Liberal leader Matt Birney has been placed on unofficial probation by several within
his parliamentary team who increasingly see him as being too accident prone. Some have begun telling each
other and the media that they’re wondering which will come first – Mr Birney’s
scheduled April wedding or his departure from the leadership.

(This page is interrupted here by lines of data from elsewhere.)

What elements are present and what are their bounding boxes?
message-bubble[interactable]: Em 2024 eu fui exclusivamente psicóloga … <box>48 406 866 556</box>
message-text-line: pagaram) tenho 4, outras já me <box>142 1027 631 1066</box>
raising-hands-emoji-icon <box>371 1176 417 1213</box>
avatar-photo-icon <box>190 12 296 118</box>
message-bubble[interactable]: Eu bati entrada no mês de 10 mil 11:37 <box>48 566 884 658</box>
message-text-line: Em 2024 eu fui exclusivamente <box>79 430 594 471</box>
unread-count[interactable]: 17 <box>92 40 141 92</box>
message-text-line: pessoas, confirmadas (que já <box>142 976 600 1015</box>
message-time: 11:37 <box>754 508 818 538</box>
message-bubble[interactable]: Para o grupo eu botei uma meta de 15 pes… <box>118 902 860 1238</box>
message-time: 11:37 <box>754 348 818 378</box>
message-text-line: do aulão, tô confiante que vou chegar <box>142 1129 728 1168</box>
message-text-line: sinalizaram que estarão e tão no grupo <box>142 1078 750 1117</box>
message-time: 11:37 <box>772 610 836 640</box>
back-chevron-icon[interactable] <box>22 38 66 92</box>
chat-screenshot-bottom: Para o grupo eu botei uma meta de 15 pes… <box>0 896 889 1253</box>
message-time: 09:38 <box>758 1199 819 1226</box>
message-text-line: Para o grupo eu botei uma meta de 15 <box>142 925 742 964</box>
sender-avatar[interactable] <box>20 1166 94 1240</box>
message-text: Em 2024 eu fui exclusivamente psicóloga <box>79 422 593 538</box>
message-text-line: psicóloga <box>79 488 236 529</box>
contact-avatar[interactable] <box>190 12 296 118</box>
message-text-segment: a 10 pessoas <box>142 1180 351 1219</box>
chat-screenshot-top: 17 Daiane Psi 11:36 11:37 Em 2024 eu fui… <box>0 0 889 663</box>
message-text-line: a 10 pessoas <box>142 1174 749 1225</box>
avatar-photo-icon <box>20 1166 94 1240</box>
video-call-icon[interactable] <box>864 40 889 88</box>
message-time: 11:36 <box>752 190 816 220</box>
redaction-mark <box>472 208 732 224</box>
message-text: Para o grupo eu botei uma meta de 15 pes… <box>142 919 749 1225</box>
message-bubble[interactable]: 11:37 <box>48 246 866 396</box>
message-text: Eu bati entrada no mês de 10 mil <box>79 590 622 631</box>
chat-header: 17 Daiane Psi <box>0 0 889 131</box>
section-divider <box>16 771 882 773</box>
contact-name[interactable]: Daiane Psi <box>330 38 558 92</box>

The main reason for the changed
mood is a slide in ratings in Westpoll, conducted monthly by the State’s only
daily newspaper, The West
Australian. According to that newspaper’s latest
The percentage of voters believing Mr Birney was doing a good job has
plummeted from 21 per cent in May to just 9 per cent this month. Even more alarmingly, the
percentage of recognised coalition supporters who say he is doing a good job
has more than halved from 33 per cent to just 15 per cent this month.
Mr Birney’s slippage is
attributed to a failure to adapt to the ongoing demands of his job. But he continues to take pride
in the fact that his hails from the Goldfields and is a knockabout lad. After a mid-2004 party in an
inner city hotel with journalists he encountered the police who subjected him
to a breathalyser test, which, although showing he had not exceeded the limit,
was highly publicised.
Jim McGinty, Labor’s Attorney-General and a rabid
opponent of Mr Birney, recently upped the ante by claiming Birney
no longer constitutes an electoral threat. And it was McGinty who sparked
a Parliamentary Privileges Committee
inquiry just before Christmas into Mr Birney’s decision to secretly add
information to his financial interests statement held in Parliament.
The Committee found that that action amounted “to a contempt of the Legislative Assembly” and Birney’s response was to
reluctantly go along with the findings. “If the House accepts this report when we reconvene in
March I will apologise to the Parliament,” he said. “I acknowledge that by supplementing my return without
following the Clerk’s preferred procedure, I may have inadvertently affected
the make-up of the pecuniary interest’s file and for that I apologise.”
But in a radio interview
yesterday he downplayed the contempt findings; something several of his backers
believe was unwise since it will almost certainly prolong the
issue. Parliament will debate the
contempt findings in March to decide how Mr Birney should be censured.